Autumn Risotto with Chicken and Cranberries


Autumn Risotto with Chicken and Cranberries
Makes: 4 servings
Ingredients:
  • 1 cup sweetened dried cranberries
  • 2 cups hot water
  • 1 medium onion
  • 1 cup uncooked Arborio rice (see note)
  • 1 tablespoon olive oil
  • 2 ¾ cups chicken stock
  • ¾ cup dry white wine such as Chardonnay (see note)
  • ½ teaspoon salt
  • ½ teaspoon coarsely ground black pepper
  • ½ cup blanched slivered almonds
  • 2 ribs celery
  • 2 ounces cream cheese
  • 2 cups diced cooked chicken or turkey breasts
  • ¼ cup finely chopped fresh parsley (optional)
Preparation:
Start to finish: 30 minutes.
Combine cranberries and hot water in a small bowl.

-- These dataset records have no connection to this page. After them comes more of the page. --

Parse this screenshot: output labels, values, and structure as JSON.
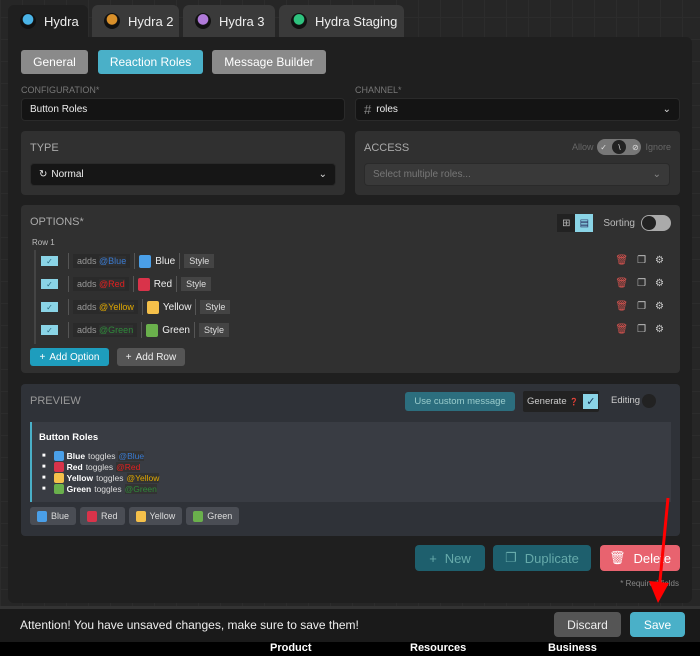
{
  "tabs": [
    {
      "label": "Hydra",
      "color": "#4ab3e6",
      "active": true
    },
    {
      "label": "Hydra 2",
      "color": "#d9902a"
    },
    {
      "label": "Hydra 3",
      "color": "#b07ad9"
    },
    {
      "label": "Hydra Staging",
      "color": "#2ec27e"
    }
  ],
  "subtabs": [
    "General",
    "Reaction Roles",
    "Message Builder"
  ],
  "config": {
    "label": "CONFIGURATION*",
    "value": "Button Roles"
  },
  "channel": {
    "label": "CHANNEL*",
    "value": "roles"
  },
  "type": {
    "title": "TYPE",
    "value": "Normal"
  },
  "access": {
    "title": "ACCESS",
    "allow": "Allow",
    "ignore": "Ignore",
    "placeholder": "Select multiple roles..."
  },
  "options": {
    "title": "OPTIONS*",
    "sorting": "Sorting",
    "row_label": "Row 1",
    "adds": "adds",
    "style": "Style",
    "items": [
      {
        "role": "@Blue",
        "label": "Blue",
        "color": "#4a9fe8",
        "rolecolor": "#3a7ad0"
      },
      {
        "role": "@Red",
        "label": "Red",
        "color": "#d9334a",
        "rolecolor": "#e02020"
      },
      {
        "role": "@Yellow",
        "label": "Yellow",
        "color": "#f5c04a",
        "rolecolor": "#e0a800"
      },
      {
        "role": "@Green",
        "label": "Green",
        "color": "#6ab04c",
        "rolecolor": "#2f8a3a"
      }
    ],
    "add_option": "Add Option",
    "add_row": "Add Row"
  },
  "preview": {
    "title": "PREVIEW",
    "custom": "Use custom message",
    "generate": "Generate",
    "editing": "Editing",
    "heading": "Button Roles",
    "toggles": "toggles"
  },
  "actions": {
    "new": "New",
    "duplicate": "Duplicate",
    "delete": "Delete",
    "required": "* Required fields"
  },
  "bar": {
    "message": "Attention! You have unsaved changes, make sure to save them!",
    "discard": "Discard",
    "save": "Save"
  },
  "footer": [
    "Product",
    "Resources",
    "Business"
  ]
}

Coarsely chop onion and combine with rice and oil in a microwavable 3-quart container with a lid. Stir. Microwave, uncovered, on high (100% power) 2 to 4 minutes or until onion is translucent. Add stock, wine, salt and black pepper; microwave, covered, on high 13 minutes or until rice is still slightly firm, stirring once halfway through.
Meanwhile, toast almonds in a sauté pan over medium heat 5 to 7 minutes or until golden brown, stirring frequently. Remove from heat. Slice celery. Cut cream cheese into cubes. Drain cranberries.
Carefully remove rice from microwave. Add chicken and celery; stir. Microwave, covered, on high 3 to 5 minutes or until rice is tender and risotto appears creamy.
Carefully remove from microwave. Add cream cheese and almonds; stir until cheese is fully incorporated. Fold in cranberries. Garnish with parsley, if desired.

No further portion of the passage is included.